Diana Withen

By KaLeigh Underwood

Diana canoeing Diana Withen knew from an early age it was her responsibility to make the world a better place. Her mother, who also served as her Girl Scout troop leader, instilled in her a motto she would carry with her throughout the rest of her life: “leave a place better than you found it.”

As a biology teacher at Eastside High School in Coeburn, Va., a volunteer distributor for The Appalachian Voice and a member of multiple community organizations such as the Southern Appalachian Mountain Stewards, The Clinch Coalition and the Upper Tennessee River Roundtable, Diana puts that motto into practice every day.

She even encourages Eastside High students outside the classroom as a leader for the Ecology, Young Democrats, and Diversity clubs.

She considers her position a privilege because she gets to discuss the issues she cares about with her students, sharing both regional, national and worldwide environmental concerns, and discussing how the democratic process can bring about change.
Through grants that Diana and her students have written and received, they are working to implement environmentally friendly projects in their school, such as installing a solar-powered cell phone charging station and facilitating educational initiatives with younger students.

She said that among her students, some are resistant to the transition from coal mining to other energy sources, but others are eager to understand the new technology and apply their knowledge.

“I feel lucky to have the chance to work with the students who care enough,” she says.
Diana with flowers in the background
The environmental issues closest to Diana’s heart are climate change, strip mining and harmful logging practices. While all these issues are interrelated, strip mining and logging directly affect her home of Wise County, Va.

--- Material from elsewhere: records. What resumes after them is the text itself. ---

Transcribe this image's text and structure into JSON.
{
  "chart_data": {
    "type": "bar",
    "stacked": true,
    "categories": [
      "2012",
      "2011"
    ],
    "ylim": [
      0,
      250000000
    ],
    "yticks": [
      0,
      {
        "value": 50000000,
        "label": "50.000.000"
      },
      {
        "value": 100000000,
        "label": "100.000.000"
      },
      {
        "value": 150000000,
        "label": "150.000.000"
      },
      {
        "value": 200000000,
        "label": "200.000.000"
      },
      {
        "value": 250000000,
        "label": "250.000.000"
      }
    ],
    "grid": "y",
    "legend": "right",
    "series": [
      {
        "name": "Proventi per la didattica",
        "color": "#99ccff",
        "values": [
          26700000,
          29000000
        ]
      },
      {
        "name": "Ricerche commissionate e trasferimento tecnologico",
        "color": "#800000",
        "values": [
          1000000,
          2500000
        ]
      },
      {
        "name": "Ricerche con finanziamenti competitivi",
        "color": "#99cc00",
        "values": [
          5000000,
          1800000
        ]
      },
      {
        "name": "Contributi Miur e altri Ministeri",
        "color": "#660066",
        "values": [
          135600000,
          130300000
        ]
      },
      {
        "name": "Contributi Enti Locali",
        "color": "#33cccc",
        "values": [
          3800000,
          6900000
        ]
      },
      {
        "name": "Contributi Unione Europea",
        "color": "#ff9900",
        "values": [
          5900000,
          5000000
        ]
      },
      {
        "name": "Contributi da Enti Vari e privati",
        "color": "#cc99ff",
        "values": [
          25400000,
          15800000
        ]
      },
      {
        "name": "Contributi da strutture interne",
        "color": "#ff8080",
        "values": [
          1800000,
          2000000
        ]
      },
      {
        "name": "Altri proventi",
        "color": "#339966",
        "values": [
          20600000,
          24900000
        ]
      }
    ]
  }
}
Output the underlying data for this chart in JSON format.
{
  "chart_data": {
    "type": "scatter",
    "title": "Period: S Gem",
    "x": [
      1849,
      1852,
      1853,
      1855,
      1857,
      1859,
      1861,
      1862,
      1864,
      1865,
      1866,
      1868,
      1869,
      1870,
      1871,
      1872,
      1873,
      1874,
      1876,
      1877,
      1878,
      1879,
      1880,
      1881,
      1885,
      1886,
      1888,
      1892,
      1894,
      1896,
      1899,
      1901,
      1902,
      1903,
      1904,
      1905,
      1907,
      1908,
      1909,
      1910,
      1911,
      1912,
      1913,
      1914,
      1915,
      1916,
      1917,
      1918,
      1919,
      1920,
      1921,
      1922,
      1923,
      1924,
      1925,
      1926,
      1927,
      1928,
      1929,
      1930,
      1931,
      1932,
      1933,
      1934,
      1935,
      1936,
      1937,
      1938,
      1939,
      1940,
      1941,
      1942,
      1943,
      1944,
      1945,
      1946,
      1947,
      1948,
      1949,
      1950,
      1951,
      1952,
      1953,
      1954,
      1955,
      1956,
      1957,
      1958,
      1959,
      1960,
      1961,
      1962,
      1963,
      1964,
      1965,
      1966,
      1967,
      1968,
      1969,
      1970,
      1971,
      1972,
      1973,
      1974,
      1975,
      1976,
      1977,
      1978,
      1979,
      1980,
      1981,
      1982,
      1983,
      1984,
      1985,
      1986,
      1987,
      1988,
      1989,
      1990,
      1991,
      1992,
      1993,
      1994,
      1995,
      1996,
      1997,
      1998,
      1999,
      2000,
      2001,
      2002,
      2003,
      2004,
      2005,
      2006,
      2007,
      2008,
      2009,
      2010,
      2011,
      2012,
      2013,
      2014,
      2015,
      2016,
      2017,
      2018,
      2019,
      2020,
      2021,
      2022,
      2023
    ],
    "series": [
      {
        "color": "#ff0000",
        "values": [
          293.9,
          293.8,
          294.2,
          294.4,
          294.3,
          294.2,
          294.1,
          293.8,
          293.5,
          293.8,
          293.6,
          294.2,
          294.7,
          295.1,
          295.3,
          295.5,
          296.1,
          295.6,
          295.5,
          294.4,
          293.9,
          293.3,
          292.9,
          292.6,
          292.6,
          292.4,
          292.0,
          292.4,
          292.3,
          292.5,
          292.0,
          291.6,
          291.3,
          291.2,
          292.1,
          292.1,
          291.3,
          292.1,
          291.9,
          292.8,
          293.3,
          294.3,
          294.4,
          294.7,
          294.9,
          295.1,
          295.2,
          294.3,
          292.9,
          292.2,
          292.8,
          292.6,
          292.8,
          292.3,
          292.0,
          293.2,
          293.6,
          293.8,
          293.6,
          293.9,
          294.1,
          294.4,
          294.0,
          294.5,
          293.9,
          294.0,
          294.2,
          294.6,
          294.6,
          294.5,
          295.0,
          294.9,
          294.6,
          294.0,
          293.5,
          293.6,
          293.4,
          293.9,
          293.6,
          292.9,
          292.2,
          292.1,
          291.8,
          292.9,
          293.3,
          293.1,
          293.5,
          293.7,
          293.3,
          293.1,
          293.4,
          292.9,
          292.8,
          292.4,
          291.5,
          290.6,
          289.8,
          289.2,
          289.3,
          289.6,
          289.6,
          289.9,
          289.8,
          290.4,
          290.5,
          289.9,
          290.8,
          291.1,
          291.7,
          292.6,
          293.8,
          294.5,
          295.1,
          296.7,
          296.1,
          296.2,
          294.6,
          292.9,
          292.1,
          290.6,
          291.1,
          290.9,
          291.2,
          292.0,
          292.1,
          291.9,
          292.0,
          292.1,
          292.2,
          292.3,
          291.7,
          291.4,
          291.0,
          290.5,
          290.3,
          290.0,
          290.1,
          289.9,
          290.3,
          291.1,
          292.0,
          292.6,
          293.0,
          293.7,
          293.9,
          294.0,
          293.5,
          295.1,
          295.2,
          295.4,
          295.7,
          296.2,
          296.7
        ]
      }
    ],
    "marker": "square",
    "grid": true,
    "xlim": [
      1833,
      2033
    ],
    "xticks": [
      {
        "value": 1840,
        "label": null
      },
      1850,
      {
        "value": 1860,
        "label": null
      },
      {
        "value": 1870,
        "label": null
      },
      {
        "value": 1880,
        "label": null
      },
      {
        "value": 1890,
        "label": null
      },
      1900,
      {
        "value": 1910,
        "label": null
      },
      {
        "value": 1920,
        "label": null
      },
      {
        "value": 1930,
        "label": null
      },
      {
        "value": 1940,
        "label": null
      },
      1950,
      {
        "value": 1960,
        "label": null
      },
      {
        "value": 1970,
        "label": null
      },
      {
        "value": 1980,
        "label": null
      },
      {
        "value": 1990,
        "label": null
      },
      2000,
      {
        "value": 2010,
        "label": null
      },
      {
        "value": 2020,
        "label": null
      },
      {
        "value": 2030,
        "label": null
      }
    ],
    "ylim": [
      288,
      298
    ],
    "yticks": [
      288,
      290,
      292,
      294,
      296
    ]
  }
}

“I think the people where we live are intelligent, hardworking and innovative people,” Diana says. “But poverty wears you down. If I could wave a magic wand, I would make humans be able to live and work in a long-term sustainable way that wouldn’t hurt the environment.”

A longtime reader of The Appalachian Voice, Diana says she was originally drawn to the publication because she appreciated the amount of information presented on environmental topics and how members personally stood behind issues, fighting and trying to save beautiful places. She has distributed between 200 and 500 papers every two months in and around Wise County for over five years, and has even saved issues to use as educational tools in her classroom.

Diana is an asset to her community. Not only by making sure people are getting The Voice, but by educating our future leaders, cleaning up trails and monitoring logging operations with The Clinch Coalition and fighting strip mining permits with the Southern Appalachian Mountain Stewards.

She is a teacher, leader, mentor, artist, environmentalist and activist, and there is no doubt that she will leave her place better than she found it.